On Nov. 1, the Postal Rate Commission approved an across-the-board rate increase – essentially at 5.4% with some small variations. Postal analysts are now predicting that USPS will request another, larger increase next year. This may signal the beginning of a pattern of increasingly frequent rate hikes.
Adding to this concern is the fact that USPS is asking Congress for freedom to break an inflationary rate cap that would be imposed by pending legislation. This strongly suggests that the Postal Service is no longer confident in its ability to keep prices within inflation, as it has done for over 30 years.
However, breaking an inflationary cap would place an undue burden on captive Postal consumers. A far more sensible and efficient solution would be to expand measures — or implement new ones — to control spending. Here are a few such measures:
1. Adjust pay to incorporate geographical differences in cost of living. A mail clerk doesn’t need $70,000 a year in rural Missouri to support the same lifestyle as his $70,000-a-year colleague in Manhattan. If the Postal Service adopted a pay scale that reflected regional cost-of-living differences, it could save billions of dollars.

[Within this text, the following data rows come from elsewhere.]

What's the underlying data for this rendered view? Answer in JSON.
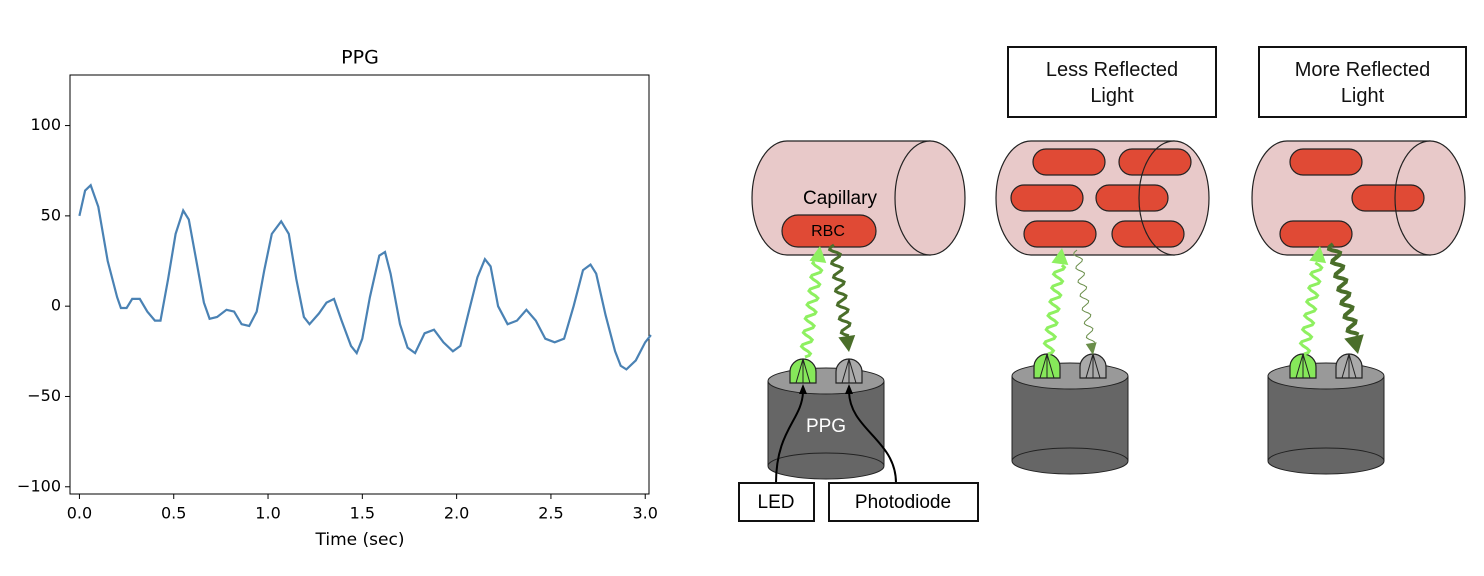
{
  "chart_data": {
    "type": "line",
    "title": "PPG",
    "x_label": "Time (sec)",
    "x": [
      0,
      0.03,
      0.06,
      0.1,
      0.15,
      0.2,
      0.22,
      0.25,
      0.28,
      0.32,
      0.36,
      0.4,
      0.43,
      0.47,
      0.51,
      0.55,
      0.58,
      0.62,
      0.66,
      0.69,
      0.73,
      0.78,
      0.82,
      0.86,
      0.9,
      0.94,
      0.98,
      1.02,
      1.07,
      1.11,
      1.15,
      1.19,
      1.22,
      1.27,
      1.31,
      1.35,
      1.39,
      1.44,
      1.47,
      1.5,
      1.54,
      1.59,
      1.62,
      1.65,
      1.7,
      1.74,
      1.78,
      1.83,
      1.88,
      1.93,
      1.98,
      2.02,
      2.06,
      2.11,
      2.15,
      2.18,
      2.22,
      2.27,
      2.32,
      2.37,
      2.42,
      2.47,
      2.52,
      2.57,
      2.62,
      2.67,
      2.71,
      2.74,
      2.79,
      2.84,
      2.87,
      2.9,
      2.95,
      3.0,
      3.03
    ],
    "series": [
      {
        "color": "#4a82b4",
        "values": [
          50,
          64,
          67,
          55,
          25,
          5,
          -1,
          -1,
          4,
          4,
          -3,
          -8,
          -8,
          15,
          40,
          53,
          48,
          25,
          2,
          -7,
          -6,
          -2,
          -3,
          -10,
          -11,
          -3,
          20,
          40,
          47,
          40,
          15,
          -6,
          -10,
          -4,
          2,
          4,
          -8,
          -22,
          -26,
          -18,
          5,
          28,
          30,
          18,
          -10,
          -23,
          -26,
          -15,
          -13,
          -20,
          -25,
          -22,
          -5,
          16,
          26,
          22,
          0,
          -10,
          -8,
          -2,
          -8,
          -18,
          -20,
          -18,
          0,
          20,
          23,
          18,
          -5,
          -25,
          -33,
          -35,
          -30,
          -20,
          -16
        ]
      }
    ],
    "xlim": [
      -0.05,
      3.02
    ],
    "ylim": [
      -104,
      128
    ],
    "xticks": [
      {
        "value": 0,
        "label": "0.0"
      },
      0.5,
      {
        "value": 1,
        "label": "1.0"
      },
      1.5,
      {
        "value": 2,
        "label": "2.0"
      },
      2.5,
      {
        "value": 3,
        "label": "3.0"
      }
    ],
    "yticks": [
      {
        "value": -100,
        "label": "−100"
      },
      {
        "value": -50,
        "label": "−50"
      },
      0,
      50,
      100
    ]
  },
  "diagram": {
    "capillary_label": "Capillary",
    "rbc_label": "RBC",
    "sensor_label": "PPG",
    "led_label": "LED",
    "photodiode_label": "Photodiode",
    "panels": [
      {
        "label": "Less Reflected Light"
      },
      {
        "label": "More Reflected Light"
      }
    ]
  }
}
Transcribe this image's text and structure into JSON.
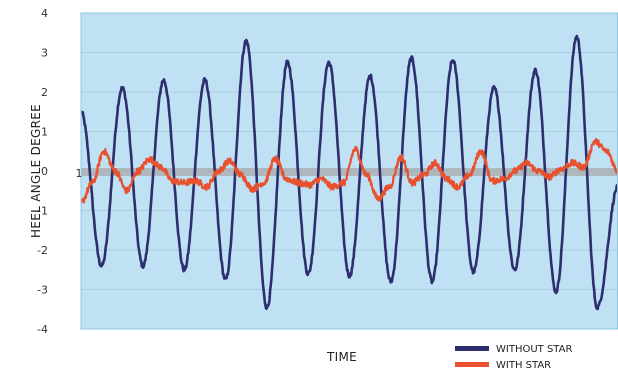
{
  "chart_data": {
    "type": "line",
    "title": "",
    "xlabel": "TIME",
    "ylabel": "HEEL ANGLE DEGREE",
    "ylim": [
      -4,
      4
    ],
    "yticks": [
      4,
      3,
      2,
      1,
      0,
      -1,
      -2,
      -3,
      -4
    ],
    "ytick_labels": [
      "4",
      "3",
      "2",
      "1",
      "0",
      "-1",
      "-2",
      "-3",
      "-4"
    ],
    "x_axis_marker_label": "1",
    "grid": true,
    "legend_position": "bottom-right",
    "plot_background": "#bfe1f3",
    "zero_band_color": "#a9a9a9",
    "series": [
      {
        "name": "WITHOUT STAR",
        "color": "#2e2e6e",
        "peaks": [
          1.5,
          -2.4,
          2.1,
          -2.4,
          2.3,
          -2.5,
          2.3,
          -2.75,
          3.3,
          -3.45,
          2.75,
          -2.6,
          2.75,
          -2.65,
          2.4,
          -2.8,
          2.85,
          -2.8,
          2.8,
          -2.55,
          2.1,
          -2.5,
          2.55,
          -3.05,
          3.4,
          -3.45,
          -0.4
        ]
      },
      {
        "name": "WITH STAR",
        "color": "#e8502e",
        "values": [
          -0.8,
          -0.3,
          0.5,
          0.0,
          -0.5,
          0.0,
          0.3,
          0.1,
          -0.25,
          -0.3,
          -0.25,
          -0.4,
          0.0,
          0.25,
          -0.1,
          -0.45,
          -0.3,
          0.3,
          -0.2,
          -0.3,
          -0.35,
          -0.2,
          -0.4,
          -0.3,
          0.55,
          -0.1,
          -0.7,
          -0.4,
          0.35,
          -0.3,
          -0.1,
          0.2,
          -0.2,
          -0.4,
          -0.1,
          0.5,
          -0.25,
          -0.2,
          0.0,
          0.2,
          0.0,
          -0.15,
          0.05,
          0.2,
          0.1,
          0.75,
          0.5,
          0.0
        ]
      }
    ]
  }
}
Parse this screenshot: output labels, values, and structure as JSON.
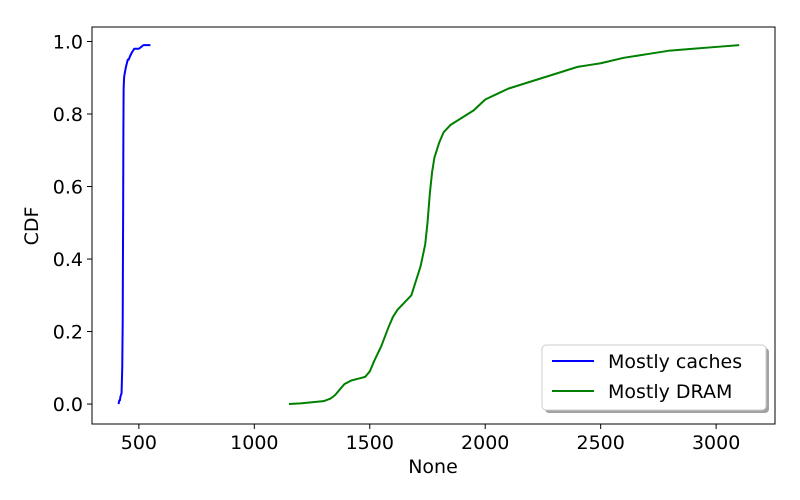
{
  "chart_data": {
    "type": "line",
    "title": "",
    "xlabel": "None",
    "ylabel": "CDF",
    "xlim": [
      297,
      3255
    ],
    "ylim": [
      -0.055,
      1.04
    ],
    "xticks": [
      500,
      1000,
      1500,
      2000,
      2500,
      3000
    ],
    "yticks": [
      0.0,
      0.2,
      0.4,
      0.6,
      0.8,
      1.0
    ],
    "xtick_labels": [
      "500",
      "1000",
      "1500",
      "2000",
      "2500",
      "3000"
    ],
    "ytick_labels": [
      "0.0",
      "0.2",
      "0.4",
      "0.6",
      "0.8",
      "1.0"
    ],
    "grid": false,
    "legend_position": "lower-right",
    "series": [
      {
        "name": "Mostly caches",
        "color": "#0000ff",
        "x": [
          412,
          415,
          418,
          420,
          425,
          428,
          430,
          431,
          432,
          433,
          434,
          436,
          438,
          441,
          444,
          448,
          452,
          456,
          462,
          470,
          480,
          500,
          520,
          550
        ],
        "y": [
          0.0,
          0.01,
          0.01,
          0.02,
          0.03,
          0.1,
          0.23,
          0.4,
          0.55,
          0.76,
          0.87,
          0.9,
          0.91,
          0.92,
          0.93,
          0.94,
          0.95,
          0.95,
          0.96,
          0.97,
          0.98,
          0.98,
          0.99,
          0.99
        ]
      },
      {
        "name": "Mostly DRAM",
        "color": "#008000",
        "x": [
          1150,
          1200,
          1250,
          1300,
          1330,
          1350,
          1370,
          1390,
          1420,
          1450,
          1480,
          1500,
          1520,
          1550,
          1580,
          1600,
          1620,
          1650,
          1680,
          1700,
          1720,
          1740,
          1750,
          1760,
          1770,
          1780,
          1800,
          1820,
          1850,
          1900,
          1950,
          2000,
          2050,
          2100,
          2150,
          2200,
          2250,
          2300,
          2350,
          2400,
          2450,
          2500,
          2600,
          2700,
          2800,
          2900,
          3000,
          3100
        ],
        "y": [
          0.0,
          0.002,
          0.005,
          0.008,
          0.015,
          0.025,
          0.04,
          0.055,
          0.065,
          0.07,
          0.075,
          0.09,
          0.12,
          0.16,
          0.21,
          0.24,
          0.26,
          0.28,
          0.3,
          0.34,
          0.38,
          0.44,
          0.5,
          0.58,
          0.64,
          0.68,
          0.72,
          0.75,
          0.77,
          0.79,
          0.81,
          0.84,
          0.855,
          0.87,
          0.88,
          0.89,
          0.9,
          0.91,
          0.92,
          0.93,
          0.935,
          0.94,
          0.955,
          0.965,
          0.975,
          0.98,
          0.985,
          0.99
        ]
      }
    ]
  }
}
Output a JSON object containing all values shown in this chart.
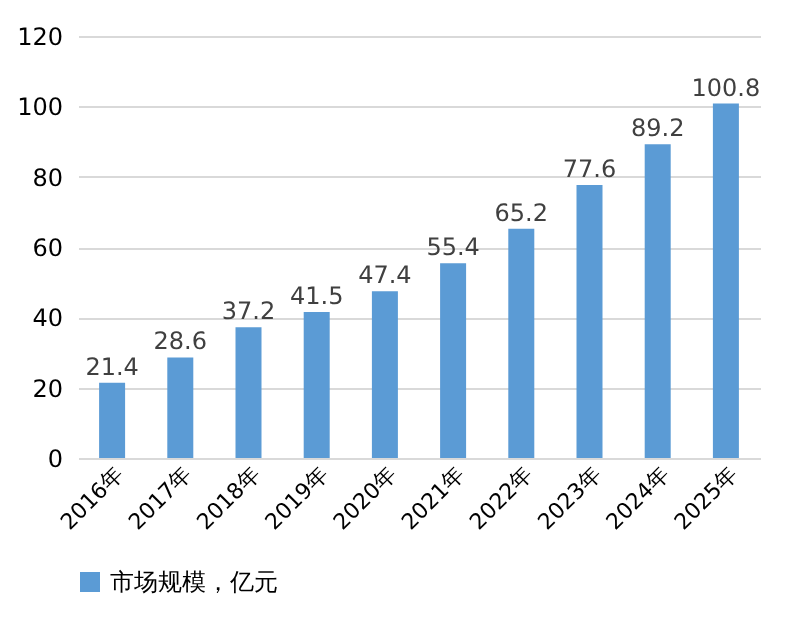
{
  "chart_data": {
    "type": "bar",
    "categories": [
      "2016年",
      "2017年",
      "2018年",
      "2019年",
      "2020年",
      "2021年",
      "2022年",
      "2023年",
      "2024年",
      "2025年"
    ],
    "series": [
      {
        "name": "市场规模，亿元",
        "color": "#5b9bd5",
        "values": [
          21.4,
          28.6,
          37.2,
          41.5,
          47.4,
          55.4,
          65.2,
          77.6,
          89.2,
          100.8
        ]
      }
    ],
    "ylim": [
      0,
      120
    ],
    "yticks": [
      0,
      20,
      40,
      60,
      80,
      100,
      120
    ],
    "grid": "y",
    "data_labels": true,
    "legend": "bottom"
  }
}
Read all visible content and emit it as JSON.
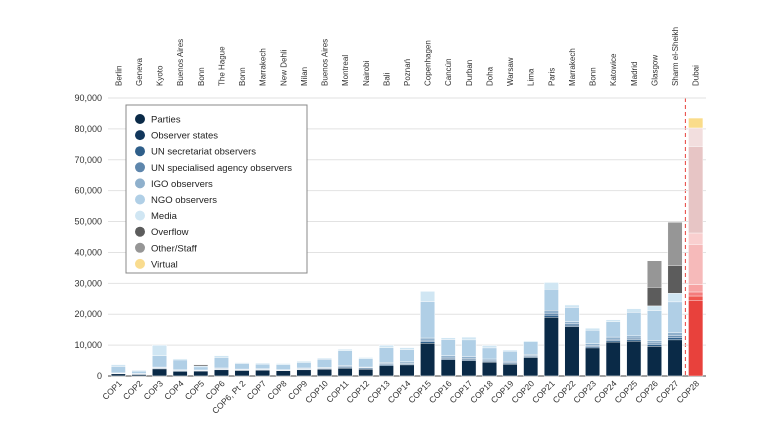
{
  "chart_data": {
    "type": "bar",
    "stacked": true,
    "categories": [
      "COP1",
      "COP2",
      "COP3",
      "COP4",
      "COP5",
      "COP6",
      "COP6, Pt 2",
      "COP7",
      "COP8",
      "COP9",
      "COP10",
      "COP11",
      "COP12",
      "COP13",
      "COP14",
      "COP15",
      "COP16",
      "COP17",
      "COP18",
      "COP19",
      "COP20",
      "COP21",
      "COP22",
      "COP23",
      "COP24",
      "COP25",
      "COP26",
      "COP27",
      "COP28"
    ],
    "locations": [
      "Berlin",
      "Geneva",
      "Kyoto",
      "Buenos Aires",
      "Bonn",
      "The Hague",
      "Bonn",
      "Marrakech",
      "New Dehli",
      "Milan",
      "Buenos Aires",
      "Montreal",
      "Nairobi",
      "Bali",
      "Poznań",
      "Copenhagen",
      "Cancún",
      "Durban",
      "Doha",
      "Warsaw",
      "Lima",
      "Paris",
      "Marrakech",
      "Bonn",
      "Katowice",
      "Madrid",
      "Glasgow",
      "Sharm el-Sheikh",
      "Dubai"
    ],
    "ylim": [
      0,
      90000
    ],
    "yticks": [
      "0",
      "10,000",
      "20,000",
      "30,000",
      "40,000",
      "50,000",
      "60,000",
      "70,000",
      "80,000",
      "90,000"
    ],
    "ytick_values": [
      0,
      10000,
      20000,
      30000,
      40000,
      50000,
      60000,
      70000,
      80000,
      90000
    ],
    "legend_position": "top-left",
    "highlight_last": true,
    "highlight_palette": [
      "#e8413c",
      "#f0564f",
      "#f47c7c",
      "#f7a3a3",
      "#f6baba",
      "#f9cfcf",
      "#e7c5c5",
      "#f2dede",
      "#fadc8a"
    ],
    "series": [
      {
        "name": "Parties",
        "color": "#0a2a47",
        "values": [
          700,
          500,
          2300,
          1500,
          1600,
          2000,
          1800,
          1900,
          1700,
          2000,
          2200,
          2500,
          2200,
          3300,
          3600,
          10600,
          5300,
          5000,
          4500,
          3800,
          6000,
          19000,
          16000,
          9100,
          11000,
          11300,
          9600,
          11700,
          24500
        ]
      },
      {
        "name": "Observer states",
        "color": "#12375c",
        "values": [
          0,
          0,
          0,
          0,
          0,
          0,
          0,
          0,
          0,
          0,
          0,
          0,
          0,
          0,
          0,
          0,
          0,
          0,
          0,
          0,
          0,
          0,
          0,
          0,
          0,
          0,
          0,
          0,
          0
        ]
      },
      {
        "name": "UN secretariat observers",
        "color": "#2f5f8a",
        "values": [
          100,
          100,
          200,
          200,
          150,
          200,
          150,
          150,
          150,
          200,
          200,
          300,
          300,
          400,
          300,
          500,
          400,
          400,
          300,
          300,
          300,
          700,
          500,
          400,
          500,
          500,
          600,
          700,
          1400
        ]
      },
      {
        "name": "UN specialised agency observers",
        "color": "#5e86ac",
        "values": [
          100,
          100,
          200,
          100,
          100,
          200,
          100,
          100,
          100,
          200,
          200,
          300,
          200,
          300,
          300,
          500,
          400,
          300,
          300,
          300,
          300,
          600,
          400,
          400,
          400,
          500,
          500,
          600,
          1300
        ]
      },
      {
        "name": "IGO observers",
        "color": "#8fb0cc",
        "values": [
          100,
          100,
          200,
          200,
          100,
          200,
          200,
          200,
          100,
          200,
          200,
          300,
          200,
          400,
          400,
          700,
          500,
          600,
          400,
          400,
          400,
          1000,
          700,
          600,
          700,
          700,
          800,
          1000,
          2400
        ]
      },
      {
        "name": "NGO observers",
        "color": "#b0cfe6",
        "values": [
          2100,
          800,
          3700,
          3200,
          1000,
          3400,
          1800,
          1500,
          1600,
          1800,
          2600,
          4800,
          2700,
          4800,
          3900,
          11800,
          5200,
          5400,
          3600,
          3200,
          4100,
          6800,
          4600,
          4300,
          5000,
          7600,
          9700,
          10000,
          13000
        ]
      },
      {
        "name": "Media",
        "color": "#d0e6f3",
        "values": [
          600,
          300,
          3400,
          400,
          350,
          600,
          300,
          350,
          400,
          400,
          400,
          500,
          400,
          800,
          700,
          3300,
          600,
          900,
          800,
          400,
          300,
          2200,
          800,
          700,
          600,
          1200,
          1500,
          2800,
          3700
        ]
      },
      {
        "name": "Overflow",
        "color": "#000000",
        "values": [
          0,
          0,
          0,
          0,
          300,
          0,
          0,
          0,
          0,
          0,
          0,
          0,
          0,
          0,
          0,
          0,
          0,
          0,
          0,
          0,
          0,
          0,
          0,
          0,
          0,
          0,
          0,
          0,
          0
        ]
      },
      {
        "name": "Overflow",
        "color": "#5c5c5c",
        "values": [
          0,
          0,
          0,
          0,
          0,
          0,
          0,
          0,
          0,
          0,
          0,
          0,
          0,
          0,
          0,
          0,
          0,
          0,
          0,
          0,
          0,
          0,
          0,
          0,
          0,
          0,
          6000,
          9000,
          28000
        ]
      },
      {
        "name": "Other/Staff",
        "color": "#969696",
        "values": [
          0,
          0,
          0,
          0,
          0,
          0,
          0,
          0,
          0,
          0,
          0,
          0,
          0,
          0,
          0,
          0,
          0,
          0,
          0,
          0,
          0,
          0,
          0,
          0,
          0,
          0,
          8600,
          14000,
          6000
        ]
      },
      {
        "name": "Virtual",
        "color": "#f9dc8f",
        "values": [
          0,
          0,
          0,
          0,
          0,
          0,
          0,
          0,
          0,
          0,
          0,
          0,
          0,
          0,
          0,
          0,
          0,
          0,
          0,
          0,
          0,
          0,
          0,
          0,
          0,
          0,
          0,
          0,
          3200
        ]
      }
    ],
    "legend": [
      {
        "name": "Parties",
        "color": "#0a2a47"
      },
      {
        "name": "Observer states",
        "color": "#12375c"
      },
      {
        "name": "UN secretariat observers",
        "color": "#2f5f8a"
      },
      {
        "name": "UN specialised agency observers",
        "color": "#5e86ac"
      },
      {
        "name": "IGO observers",
        "color": "#8fb0cc"
      },
      {
        "name": "NGO observers",
        "color": "#b0cfe6"
      },
      {
        "name": "Media",
        "color": "#d0e6f3"
      },
      {
        "name": "Overflow",
        "color": "#5c5c5c"
      },
      {
        "name": "Other/Staff",
        "color": "#969696"
      },
      {
        "name": "Virtual",
        "color": "#f9dc8f"
      }
    ]
  }
}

2. Expand worksharing discounts. Allowing big mailers to presort their own outgoing mail in exchange for lower pricing resulted in $11 billion in savings to the U.S. economy last year. So long as discounts don’t exceed savings, more worksharing would be a win-win situation for the USPS and its customers.
3. Allow local postmasters to outsource delivery service. In a few places, such as Palm Beach County, Florida, delivery routes have already been turned over to the private sector. Contracting mail delivery can cost half as much as using federal postal employees on the same routes.
4. Expand the use of contract postal units. Through CPUs, the Postal Service contracts an existing business, such as a pharmacy, to sell postal services. Some 5,000 CPUs already exist. Requiring virtually no investment in infrastructure, they offer a low-cost way for the USPS to meet demand.
5. Gradually reduce the wage premium for new hires. Taking salaries and benefits into account, postal workers earn substantially more than their private-sector counterparts. The postal service should start gradually reducing the premium offered to new postal hires, who receive, on average, a 28.4 percent increase from their previous jobs. Current employees would not experience a benefit cut.
6. Stop signing no-layoff union contracts. As of February 2003, 89 percent of USPS career union employees were protected by no-layoff guarantees. No organization can effectively control costs if it is barred from adjusting the size of its workforce.
Serious cost-cutting measures like these would go a long way toward protecting the Postal Service’s monopoly-market customers from a future of excessive rate hikes.